Que signifie IP ? L’indice de protection expliqué clairement
Que signifie IP ? Découvrez l'indice de protection en 2 min : normes CEI 60529, codes IP67/IP68, et comment choisir le bon niveau pour vos appareils.
IP67, IP68, IP54 , vous les croisez sur vos smartphones, vos prises électriques ou vos luminaires, mais que signifie IP exactement ? Spoiler : rien à voir avec une adresse réseau. IP désigne l’Indice de Protection, une certification normalisée définie par la norme CEI 60529, qui indique comment un équipement électrique résiste aux intrusions de corps solides comme la poussière ou les objets, ainsi qu’aux projections de liquides. Deux chiffres suffisent pour tout dire : le premier mesure la protection contre les solides, le second contre l’eau. Qu’il s’agisse d’un luminaire d’extérieur, d’une prise de salle de bain ou d’un appareil industriel, chaque environnement exige un indice adapté. Voyons ensemble comment décoder ces codes, ce que représente chaque niveau, et comment choisir le bon indice selon votre situation réelle.
En bref :
- ● IP signifie « Indice de Protection » en français (ou « Ingress Protection » en anglais), sans aucun lien avec une adresse IP informatique.
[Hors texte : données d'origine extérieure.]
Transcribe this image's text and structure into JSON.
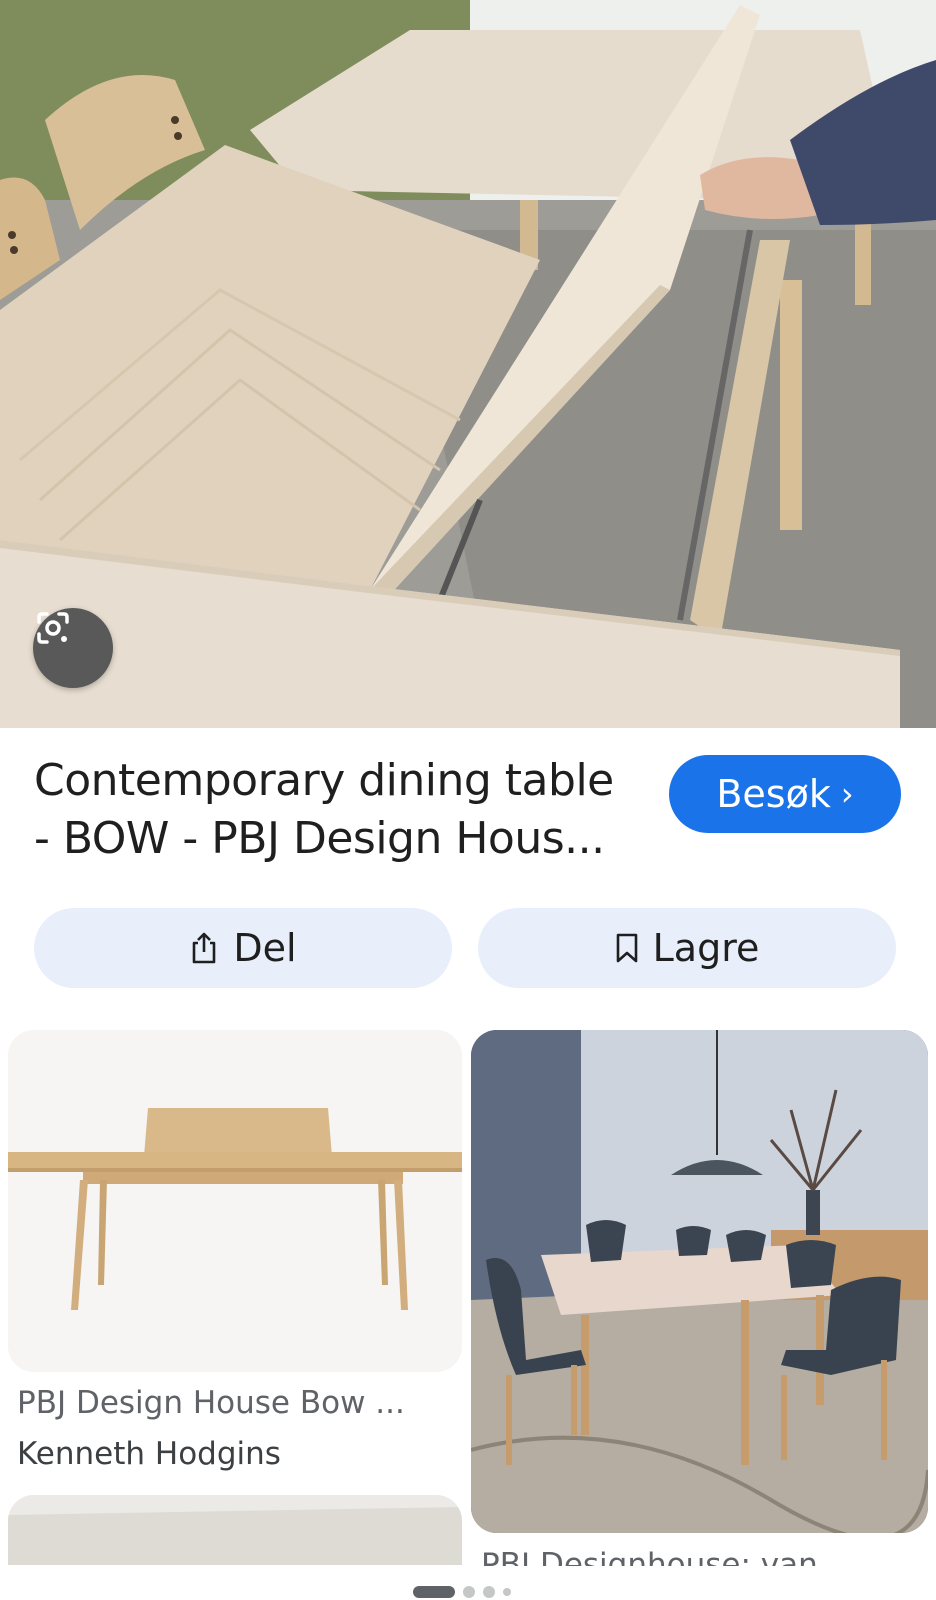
{
  "hero": {
    "image_alt": "Extendable oak dining table with leaf being lifted"
  },
  "lens": {
    "icon": "google-lens-icon"
  },
  "result": {
    "title_line1": "Contemporary dining table",
    "title_line2": "- BOW - PBJ Design Hous...",
    "visit_label": "Besøk",
    "visit_chevron": "›"
  },
  "actions": {
    "share_label": "Del",
    "save_label": "Lagre"
  },
  "related": [
    {
      "title": "PBJ Design House Bow ...",
      "source": "Kenneth Hodgins"
    },
    {
      "title": "PBJ Designhouse: van"
    }
  ],
  "pager": {
    "count": 4,
    "active": 0
  },
  "colors": {
    "accent": "#1a73e8",
    "action_bg": "#e8effb",
    "lens_bg": "#595959"
  }
}
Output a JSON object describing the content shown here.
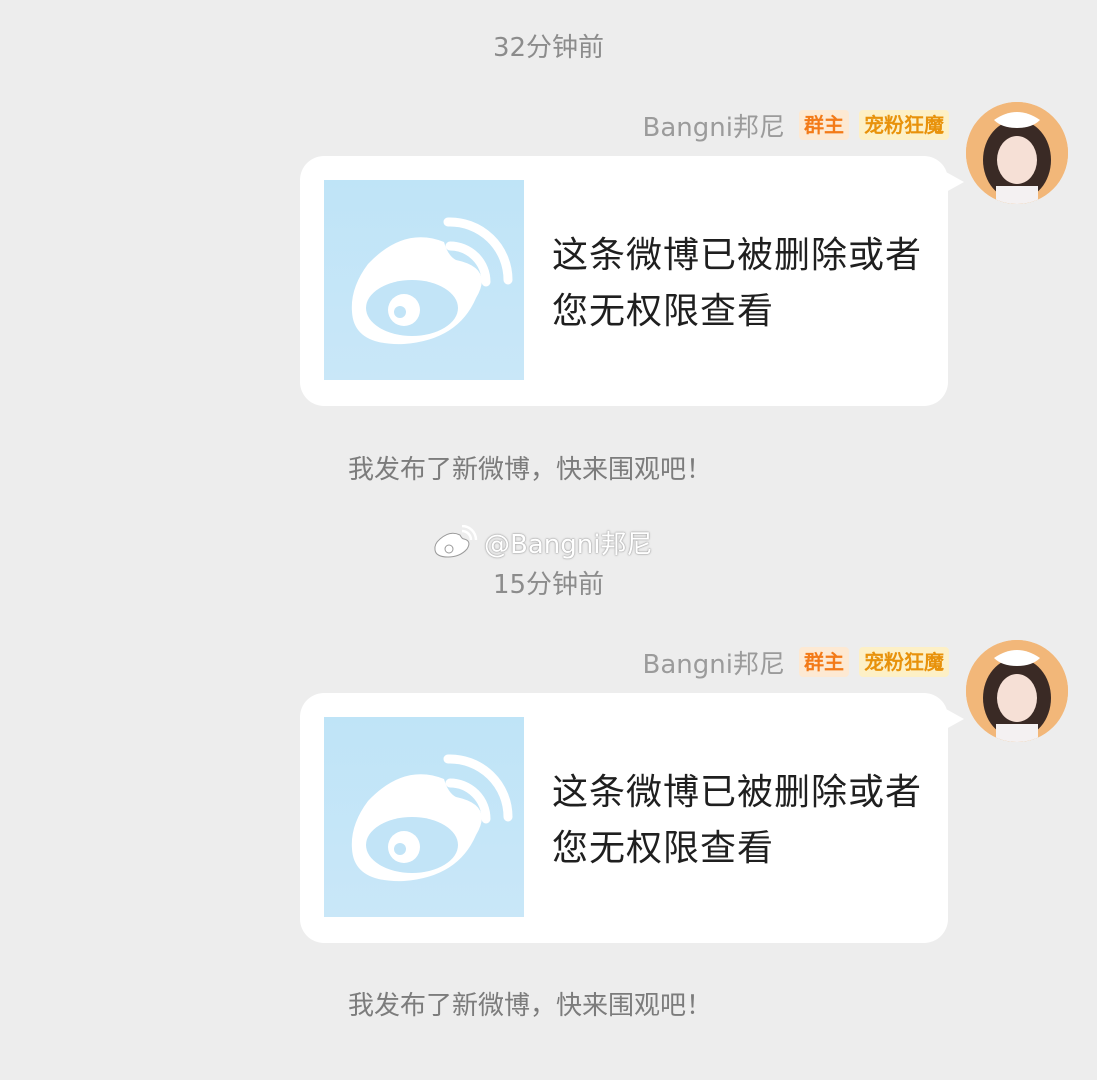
{
  "messages": [
    {
      "timestamp": "32分钟前",
      "sender": "Bangni邦尼",
      "badges": [
        "群主",
        "宠粉狂魔"
      ],
      "card_text": "这条微博已被删除或者您无权限查看",
      "caption": "我发布了新微博，快来围观吧！"
    },
    {
      "timestamp": "15分钟前",
      "sender": "Bangni邦尼",
      "badges": [
        "群主",
        "宠粉狂魔"
      ],
      "card_text": "这条微博已被删除或者您无权限查看",
      "caption": "我发布了新微博，快来围观吧！"
    }
  ],
  "watermark": "@Bangni邦尼",
  "colors": {
    "background": "#ededed",
    "owner_badge": "#f37a18",
    "fan_badge": "#e8920b",
    "thumb_blue": "#bfe4f7"
  }
}
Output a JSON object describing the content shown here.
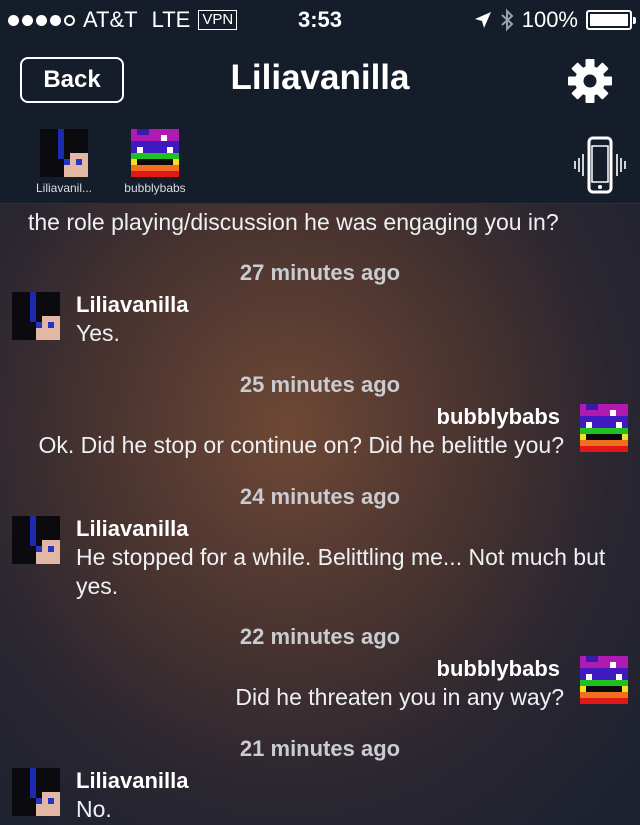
{
  "status_bar": {
    "carrier": "AT&T",
    "network": "LTE",
    "vpn": "VPN",
    "time": "3:53",
    "battery": "100%",
    "battery_level": 1.0,
    "signal_bars_filled": 4,
    "signal_bars_total": 5
  },
  "nav": {
    "back_label": "Back",
    "title": "Liliavanilla",
    "settings_icon": "gear-icon"
  },
  "participants": [
    {
      "name": "Liliavanil...",
      "avatar": "liliavanilla-avatar"
    },
    {
      "name": "bubblybabs",
      "avatar": "bubblybabs-avatar"
    }
  ],
  "participants_action_icon": "phone-vibrate-icon",
  "chat": {
    "cut_off_text": "the role playing/discussion he was engaging you in?",
    "entries": [
      {
        "timestamp": "27 minutes ago",
        "sender": "Liliavanilla",
        "direction": "in",
        "text": "Yes."
      },
      {
        "timestamp": "25 minutes ago",
        "sender": "bubblybabs",
        "direction": "out",
        "text": "Ok.  Did he stop or continue on?  Did he belittle you?"
      },
      {
        "timestamp": "24 minutes ago",
        "sender": "Liliavanilla",
        "direction": "in",
        "text": "He stopped for a while. Belittling me... Not much but yes."
      },
      {
        "timestamp": "22 minutes ago",
        "sender": "bubblybabs",
        "direction": "out",
        "text": "Did he threaten you in any way?"
      },
      {
        "timestamp": "21 minutes ago",
        "sender": "Liliavanilla",
        "direction": "in",
        "text": "No."
      }
    ]
  },
  "colors": {
    "bar_background": "#151c2a",
    "text_primary": "#ffffff",
    "timestamp": "#c9ccd1"
  }
}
- ● La norme internationale CEI 60529 a établi ce système en 1989 et continue de l’affiner régulièrement.
- ● Deux chiffres composent l’indice : le premier indique la protection contre les corps solides (0 à 6), le second contre les liquides (0 à 9).
- ● L’indice IK complète le tableau en mesurant la résistance aux chocs mécaniques, sur une échelle de IK00 à IK10.
- ● Un IP67 signifie : protection totale contre la poussière plus résistance à une immersion jusqu’à 1 mètre pendant 30 minutes.
- ● L’indice IP s’impose sur de nombreux équipements électriques, particulièrement ceux destinés aux milieux humides ou industriels.
- ● « Imperméable » et « résistant à l’eau » ne sont pas synonymes : les niveaux de protection diffèrent fortement d’un produit à l’autre.
Que signifie IP : définition et origine de la norme
Le sigle IP cache quelque chose de beaucoup plus concret qu’il n’y paraît. IP signifie « Indice de Protection » en français, ou « Ingress Protection » en anglais. Ces deux formulations désignent exactement la même chose : un système de classification standardisé qui indique à quel point le boîtier d’un équipement électrique résiste aux intrusions de corps étrangers, poussière, eau, objets solides.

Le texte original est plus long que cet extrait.